Similarly, the use of elements of physical punishment such as choke, spiked or electric collars, and the use of intimidation as an educational method seriously affect the welfare of the dog, causing fear and reactions that could easily be confused with hatred ( show signs of threat, attack, ignore orders, run away from us, etc.). In this video we teach you how to train a puppy using techniques based on positive reinforcement:
He growls at you or shows his teeth for not knowing how to respect him
The language of dogs is exceptionally broad and complex. Through facial expressions, body postures, and vocalizations, dogs express a huge number of intentions and emotions to communicate with us as well as with other animals. It is essential to train and learn the meaning of these signals when we adopt a dog since communication is the basis of any relationship, even that between different species.
Dogs learn the meaning of our gestures, words, and expressions very quickly since they observe us with great attention every day. However, it usually costs us a little more to understand what our furry wants to tell us and, due to ignorance, we fall into errors of interpretation. For example, we tend to think that if a dog wags his tail it is because he is happy when the reality is that this gesture can have many interpretations depending on the context and the form of the movement itself.
It is important to know the so-called calm signals (yawning, smacking, turning face, etc.) and threat signals (growling, showing teeth, marking, etc.), which will tell us when our dog feels uncomfortable or needs space. If we respect these signals and avoid forcibly exposing our furry to situations that are not pleasant for him, his trust in us will increase, because he will feel understood.
He is nervous due to a lack of stimulation
The needs of a dog go far beyond what is merely physiological and, if we want to guarantee its well-being and establish a true bond with our dog, it is essential that we spend quality time with it and offer it enough physical and mental stimulation. A dog that does not receive adequate stimulation can emit a series of signals and develop certain negative behaviors, such as stereotypes (repetitive actions without a specific purpose), nervousness, excessive barking, etc. All this is a product of the stress and anxiety caused by him not being able to channel his energy or stimulate his mind. On the contrary, other dogs can be totally apathetic.
Dogs are social and gregarious animals, they need to relate and interact with other individuals and belong to a group. A fundamental part of living with a dog lies in spending time together, doing pleasant activities, and having positive experiences. This includes the walks, the training sessions, the game, and, of course, the moments of relaxation and caresses. Taking care of this aspect allows the dog to establish a safe and healthy attachment to us and have more affection for us.

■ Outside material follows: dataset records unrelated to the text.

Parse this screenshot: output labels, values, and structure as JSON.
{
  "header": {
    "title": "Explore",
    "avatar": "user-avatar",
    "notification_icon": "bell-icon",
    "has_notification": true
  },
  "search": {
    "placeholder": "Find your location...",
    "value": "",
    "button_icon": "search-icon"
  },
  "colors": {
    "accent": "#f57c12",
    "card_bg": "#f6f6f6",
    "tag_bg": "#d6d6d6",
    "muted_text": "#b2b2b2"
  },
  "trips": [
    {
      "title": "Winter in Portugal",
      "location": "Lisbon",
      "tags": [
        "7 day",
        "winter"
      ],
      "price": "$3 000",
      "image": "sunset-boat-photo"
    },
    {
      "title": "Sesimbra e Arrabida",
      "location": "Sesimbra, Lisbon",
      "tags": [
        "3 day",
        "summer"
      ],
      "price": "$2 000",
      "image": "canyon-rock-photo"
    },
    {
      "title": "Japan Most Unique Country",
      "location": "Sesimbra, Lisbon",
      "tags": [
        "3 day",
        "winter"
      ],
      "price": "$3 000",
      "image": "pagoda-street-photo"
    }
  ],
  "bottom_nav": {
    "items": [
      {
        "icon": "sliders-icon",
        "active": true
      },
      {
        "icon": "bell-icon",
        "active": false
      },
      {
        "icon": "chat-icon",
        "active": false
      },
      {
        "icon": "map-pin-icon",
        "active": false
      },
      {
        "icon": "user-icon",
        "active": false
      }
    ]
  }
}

Likewise, we must provide him with activities and challenges that encourage decision-making, make him think, and stimulate him at a cognitive level. To do this, we can resort to skills training with positive reinforcement or the use of interactive toys and puzzles that can be solved alone or with our occasional help. This and providing the physical exercise that corresponds to it according to its age, size, breed, and state of health, will improve the well-being of the dog and with it the relationship with its guardian.
Having said all this, if you notice that he barks at you, shows his teeth, hides from you, or does not let you pet him, it is not that your dog hates you, it is that something is wrong and this is his way of transmitting it. Therefore, you must find the cause that causes his behavior and treat it to improve your bond.